Spear phishing is an email-spoofing attack that targets a specific organization or individual by posing as someone they know and trust to gain access to confidential information.

Frequently asked questions

What is spear phishing vs phishing?

Phishing attacks send fraudulent emails to many users at once. These emails often contain generic messages prompting users to “click here!” or follow malicious links designed to capture personal data.

Spear phishing attacks, meanwhile, are targeted toward specific users using information gleaned from publicly available data on business websites or social media profiles. These messages often seem legitimate and are designed to produce an immediate response. One common example of a spear phishing attack is an email supposedly from a C-Suite executive that directs staff to wire money to a specific bank account ASAP.

What are the 3 types of spear-phishing emails?

Three common types of spear-phishing emails include:

  • Fake C-Suite emails: These emails appear to come from internal C-Suite executives and ask staff to take a specific action as soon as possible. Email addresses used may seem legitimate at first glance but often include small spelling mistakes.
  • Spoofed website emails: These may look like emails from legitimate financial institutions or business partners — right down to the branding, colors, and tone of voice — but actually include links to fake sites that have slightly different URLs from their official counterparts.
  • Immediate action emails: These often include notices about accounts being locked or compromised along with instructions asking users to click on email links and “verify” their usernames and passwords, which are then stolen by malicious actors.

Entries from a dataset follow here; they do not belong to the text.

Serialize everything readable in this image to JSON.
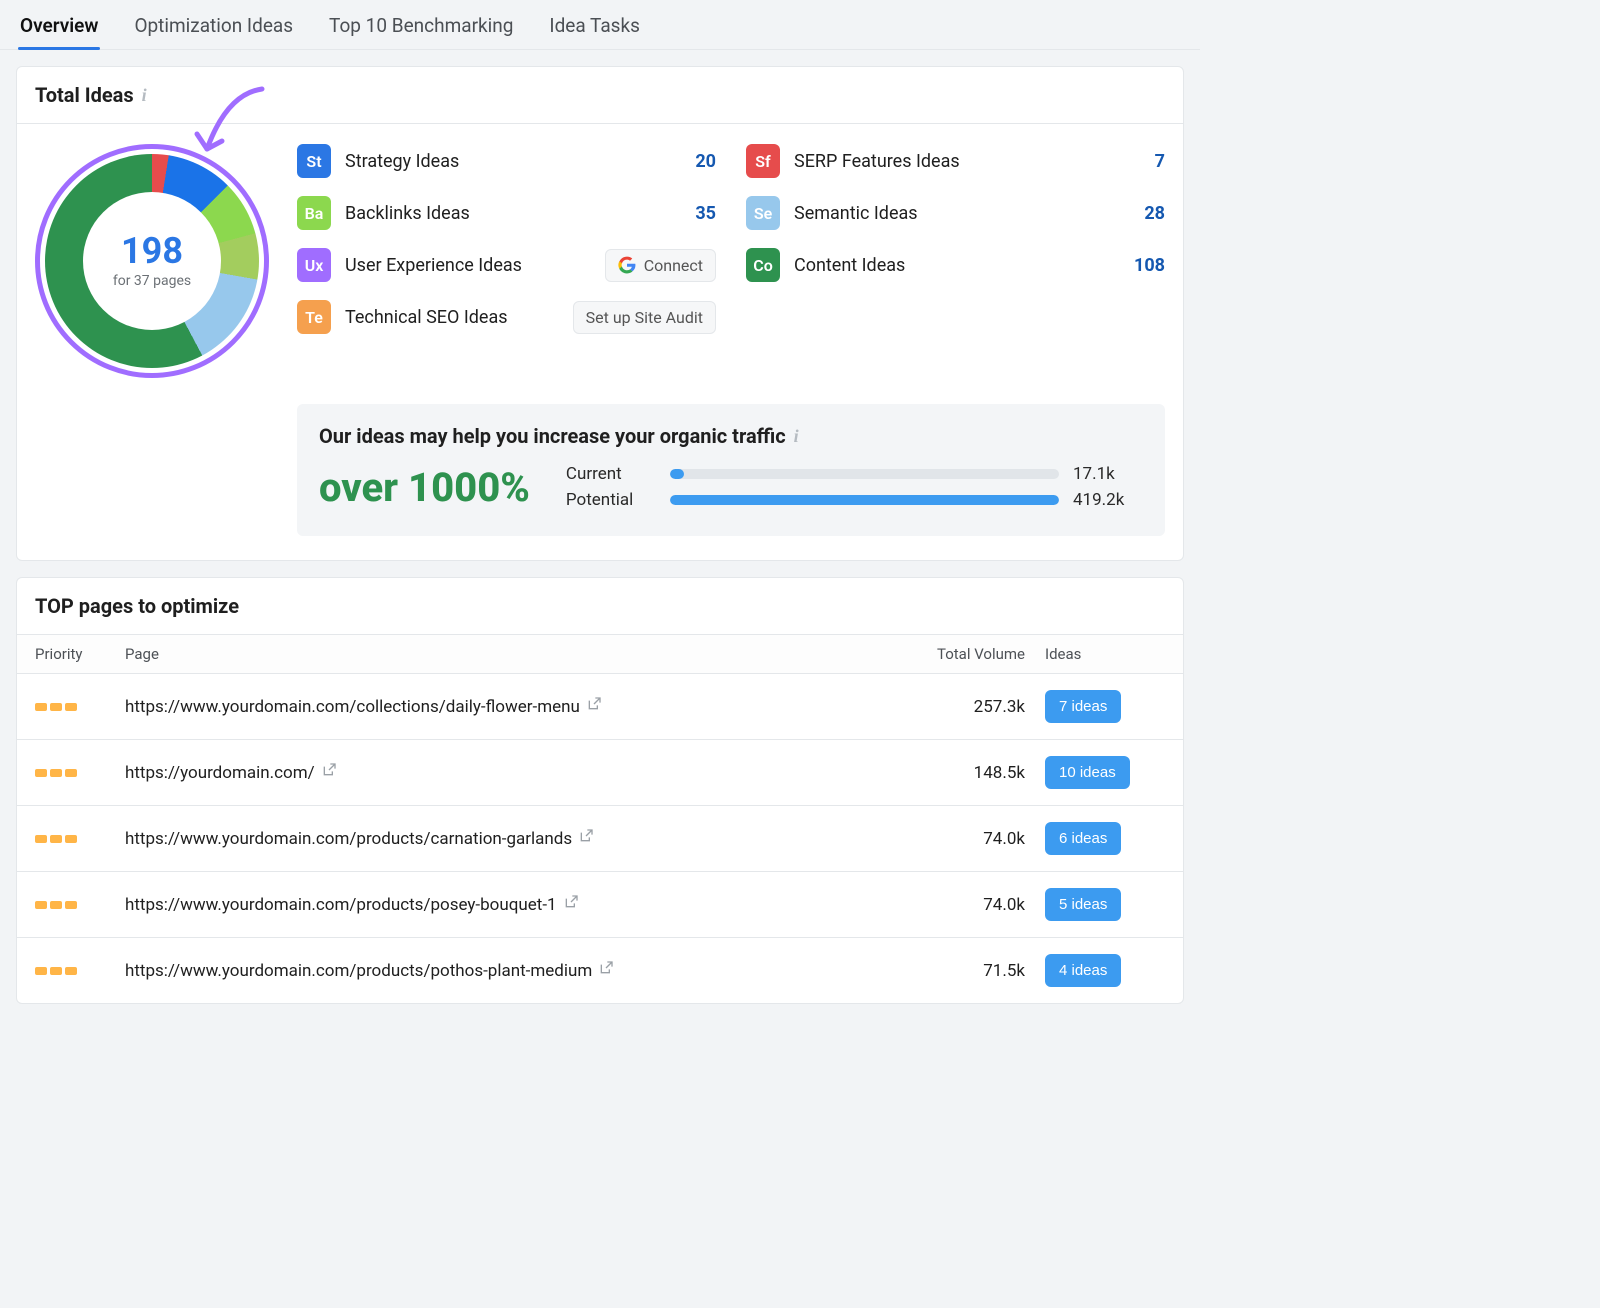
{
  "tabs": [
    "Overview",
    "Optimization Ideas",
    "Top 10 Benchmarking",
    "Idea Tasks"
  ],
  "active_tab": 0,
  "ideas_card": {
    "title": "Total Ideas",
    "total": "198",
    "subtitle": "for 37 pages",
    "items": [
      {
        "badge": "St",
        "color": "#2b77e4",
        "label": "Strategy Ideas",
        "count": "20"
      },
      {
        "badge": "Sf",
        "color": "#e64c4c",
        "label": "SERP Features Ideas",
        "count": "7"
      },
      {
        "badge": "Ba",
        "color": "#8cd84e",
        "label": "Backlinks Ideas",
        "count": "35"
      },
      {
        "badge": "Se",
        "color": "#97c8ec",
        "label": "Semantic Ideas",
        "count": "28"
      },
      {
        "badge": "Ux",
        "color": "#a06dff",
        "label": "User Experience Ideas",
        "action": "connect"
      },
      {
        "badge": "Co",
        "color": "#2e924f",
        "label": "Content Ideas",
        "count": "108"
      },
      {
        "badge": "Te",
        "color": "#f5a04e",
        "label": "Technical SEO Ideas",
        "action": "site_audit"
      }
    ],
    "connect_label": "Connect",
    "site_audit_label": "Set up Site Audit"
  },
  "banner": {
    "heading": "Our ideas may help you increase your organic traffic",
    "big": "over 1000%",
    "current_label": "Current",
    "current_value": "17.1k",
    "potential_label": "Potential",
    "potential_value": "419.2k"
  },
  "pages_card": {
    "title": "TOP pages to optimize",
    "headers": {
      "priority": "Priority",
      "page": "Page",
      "volume": "Total Volume",
      "ideas": "Ideas"
    },
    "rows": [
      {
        "url": "https://www.yourdomain.com/collections/daily-flower-menu",
        "volume": "257.3k",
        "ideas": "7 ideas"
      },
      {
        "url": "https://yourdomain.com/",
        "volume": "148.5k",
        "ideas": "10 ideas"
      },
      {
        "url": "https://www.yourdomain.com/products/carnation-garlands",
        "volume": "74.0k",
        "ideas": "6 ideas"
      },
      {
        "url": "https://www.yourdomain.com/products/posey-bouquet-1",
        "volume": "74.0k",
        "ideas": "5 ideas"
      },
      {
        "url": "https://www.yourdomain.com/products/pothos-plant-medium",
        "volume": "71.5k",
        "ideas": "4 ideas"
      }
    ]
  },
  "chart_data": {
    "type": "pie",
    "title": "Total Ideas",
    "total": 198,
    "series": [
      {
        "name": "Strategy Ideas",
        "value": 20,
        "color": "#2b77e4"
      },
      {
        "name": "SERP Features Ideas",
        "value": 7,
        "color": "#e64c4c"
      },
      {
        "name": "Backlinks Ideas",
        "value": 35,
        "color": "#8cd84e"
      },
      {
        "name": "Semantic Ideas",
        "value": 28,
        "color": "#97c8ec"
      },
      {
        "name": "Content Ideas",
        "value": 108,
        "color": "#2e924f"
      }
    ]
  }
}
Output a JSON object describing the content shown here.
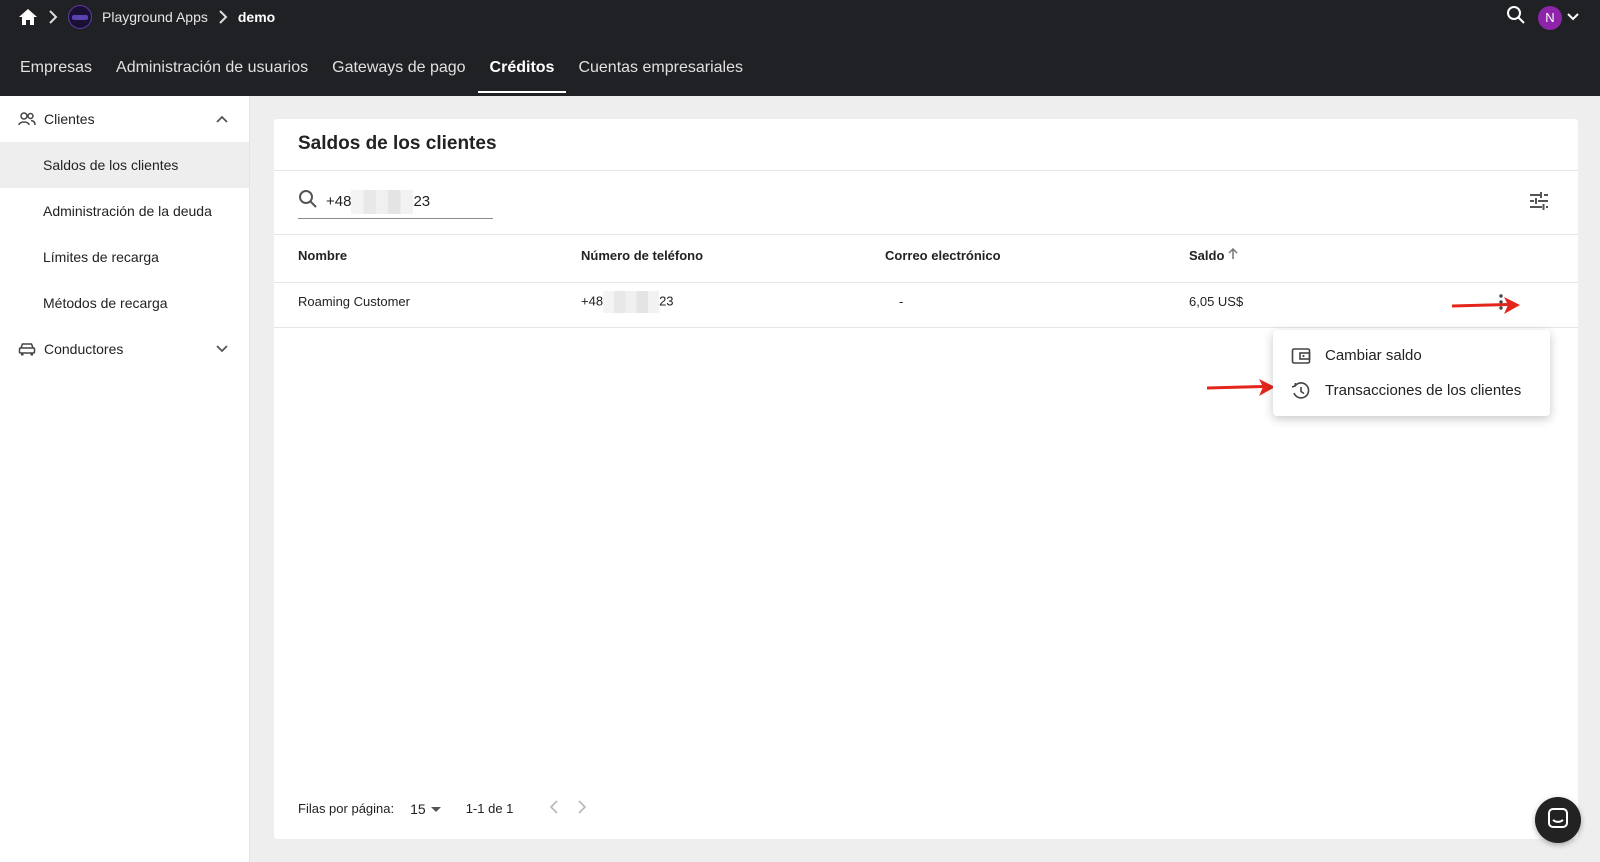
{
  "breadcrumb": {
    "org": "Playground Apps",
    "current": "demo"
  },
  "user": {
    "initial": "N"
  },
  "nav": {
    "tabs": [
      {
        "label": "Empresas"
      },
      {
        "label": "Administración de usuarios"
      },
      {
        "label": "Gateways de pago"
      },
      {
        "label": "Créditos"
      },
      {
        "label": "Cuentas empresariales"
      }
    ],
    "active": "Créditos"
  },
  "sidebar": {
    "clientes_label": "Clientes",
    "items": [
      {
        "label": "Saldos de los clientes"
      },
      {
        "label": "Administración de la deuda"
      },
      {
        "label": "Límites de recarga"
      },
      {
        "label": "Métodos de recarga"
      }
    ],
    "conductores_label": "Conductores"
  },
  "page": {
    "title": "Saldos de los clientes"
  },
  "search": {
    "value_prefix": "+48",
    "value_suffix": "23"
  },
  "table": {
    "headers": {
      "name": "Nombre",
      "phone": "Número de teléfono",
      "email": "Correo electrónico",
      "balance": "Saldo"
    },
    "rows": [
      {
        "name": "Roaming Customer",
        "phone_prefix": "+48",
        "phone_suffix": "23",
        "email": "-",
        "balance": "6,05 US$"
      }
    ]
  },
  "row_menu": {
    "items": [
      {
        "label": "Cambiar saldo",
        "icon": "wallet-icon"
      },
      {
        "label": "Transacciones de los clientes",
        "icon": "history-icon"
      }
    ]
  },
  "pagination": {
    "rows_label": "Filas por página:",
    "rows_value": "15",
    "range": "1-1 de 1"
  },
  "colors": {
    "topbar": "#202124",
    "avatar": "#8e24aa",
    "annotation_arrow": "#e3261c"
  }
}
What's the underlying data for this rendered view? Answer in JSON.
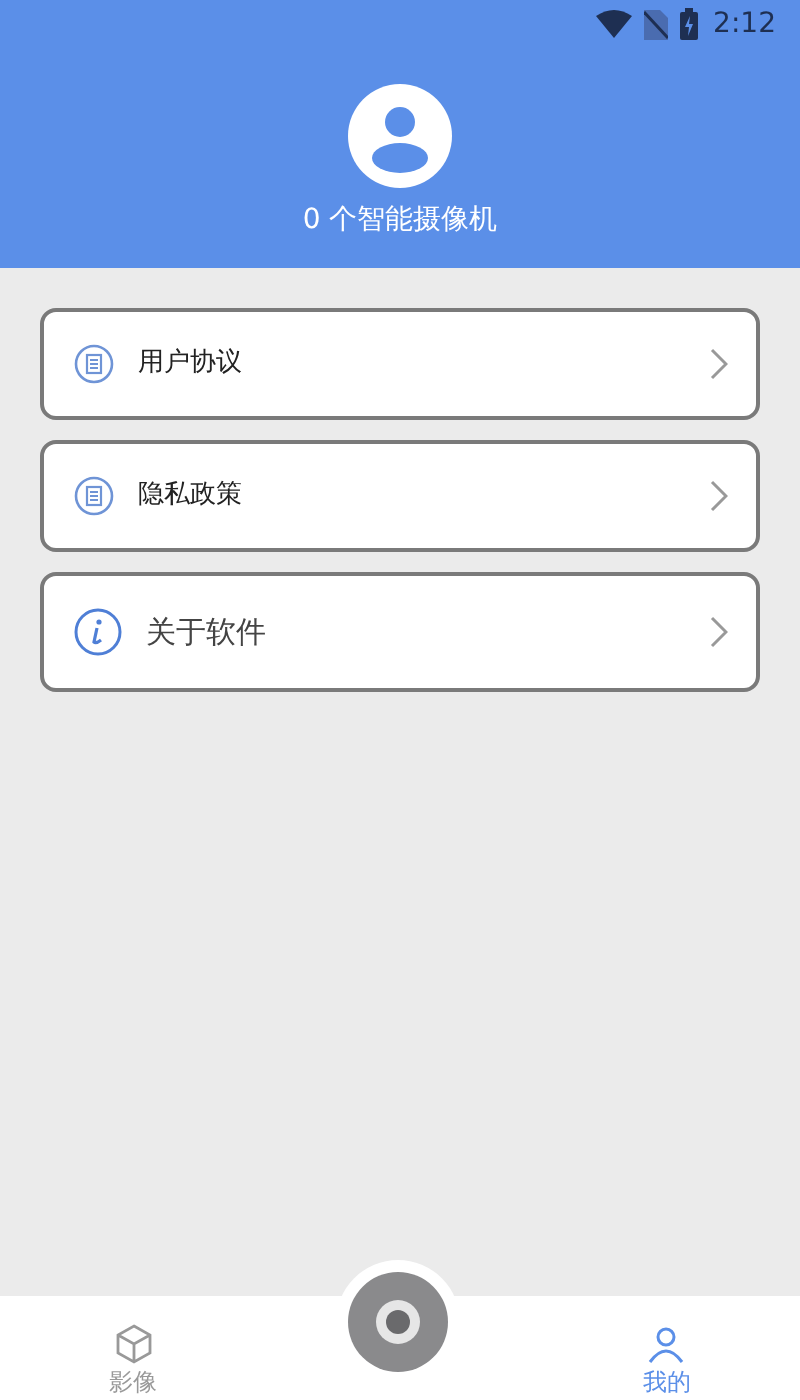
{
  "status_bar": {
    "time": "2:12"
  },
  "header": {
    "camera_count": "0 个智能摄像机"
  },
  "menu": [
    {
      "label": "用户协议",
      "kind": "document"
    },
    {
      "label": "隐私政策",
      "kind": "document"
    },
    {
      "label": "关于软件",
      "kind": "info"
    }
  ],
  "bottom_nav": [
    {
      "label": "影像",
      "kind": "cube",
      "selected": false
    },
    {
      "kind": "camera"
    },
    {
      "label": "我的",
      "kind": "person",
      "selected": true
    }
  ]
}
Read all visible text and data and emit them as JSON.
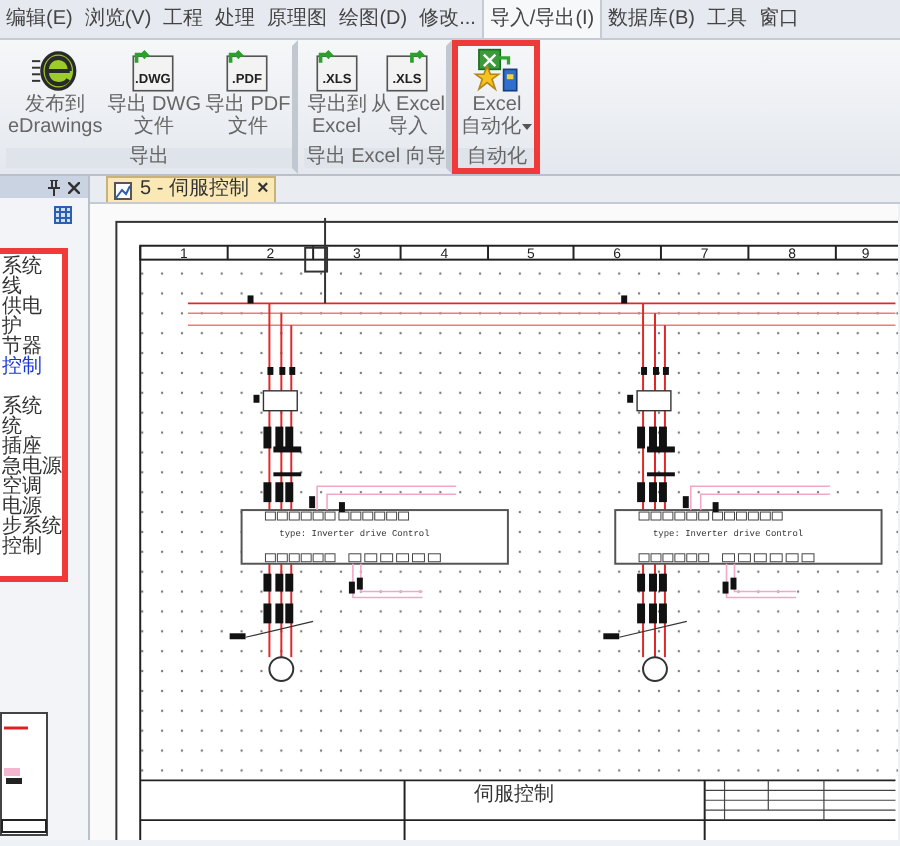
{
  "menu_tabs": [
    {
      "label": "编辑(E)",
      "selected": false
    },
    {
      "label": "浏览(V)",
      "selected": false
    },
    {
      "label": "工程",
      "selected": false
    },
    {
      "label": "处理",
      "selected": false
    },
    {
      "label": "原理图",
      "selected": false
    },
    {
      "label": "绘图(D)",
      "selected": false
    },
    {
      "label": "修改...",
      "selected": false
    },
    {
      "label": "导入/导出(I)",
      "selected": true
    },
    {
      "label": "数据库(B)",
      "selected": false
    },
    {
      "label": "工具",
      "selected": false
    },
    {
      "label": "窗口",
      "selected": false
    }
  ],
  "ribbon": {
    "groups": [
      {
        "label": "导出",
        "highlighted": false,
        "buttons": [
          {
            "kind": "edrawings",
            "lines": [
              "发布到",
              "eDrawings"
            ]
          },
          {
            "kind": "doc-export",
            "icon_text": ".DWG",
            "lines": [
              "导出 DWG",
              "文件"
            ]
          },
          {
            "kind": "doc-export",
            "icon_text": ".PDF",
            "lines": [
              "导出 PDF",
              "文件"
            ]
          }
        ]
      },
      {
        "label": "导出 Excel 向导",
        "highlighted": false,
        "buttons": [
          {
            "kind": "doc-export",
            "icon_text": ".XLS",
            "lines": [
              "导出到",
              "Excel"
            ]
          },
          {
            "kind": "doc-import",
            "icon_text": ".XLS",
            "lines": [
              "从 Excel",
              "导入"
            ]
          }
        ]
      },
      {
        "label": "自动化",
        "highlighted": true,
        "buttons": [
          {
            "kind": "excel-automation",
            "lines": [
              "Excel",
              "自动化"
            ],
            "dropdown": true
          }
        ]
      }
    ]
  },
  "tree": {
    "highlighted": true,
    "groups": [
      {
        "items": [
          {
            "label": "系统",
            "selected": false
          },
          {
            "label": "线",
            "selected": false
          },
          {
            "label": "供电",
            "selected": false
          },
          {
            "label": "护",
            "selected": false
          },
          {
            "label": "节器",
            "selected": false
          },
          {
            "label": "控制",
            "selected": true
          }
        ]
      },
      {
        "items": [
          {
            "label": "系统",
            "selected": false
          },
          {
            "label": "统",
            "selected": false
          },
          {
            "label": "插座",
            "selected": false
          },
          {
            "label": "急电源",
            "selected": false
          },
          {
            "label": "空调",
            "selected": false
          },
          {
            "label": "电源",
            "selected": false
          },
          {
            "label": "步系统",
            "selected": false
          },
          {
            "label": "控制",
            "selected": false
          }
        ]
      }
    ]
  },
  "document_tab": {
    "label": "5 - 伺服控制",
    "close": "×"
  },
  "schematic": {
    "column_numbers": [
      "1",
      "2",
      "3",
      "4",
      "5",
      "6",
      "7",
      "8",
      "9"
    ],
    "modules": [
      {
        "type_label": "type: Inverter drive Control"
      },
      {
        "type_label": "type: Inverter drive Control"
      }
    ],
    "title": "伺服控制"
  }
}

What protects from spear phishing?

To protect your business from spear phishing, start with education. Make sure your team is trained to recognize the hallmarks of common spear-phishing attacks and encourage them to report these emails to IT.

Next, deploy security tools capable of automatically detecting emails from unknown sources or those that contain potentially malicious content. Finally, deploy 2FA and MFA solutions that limit attackers’ ability to compromise systems even if they obtain usernames and passwords.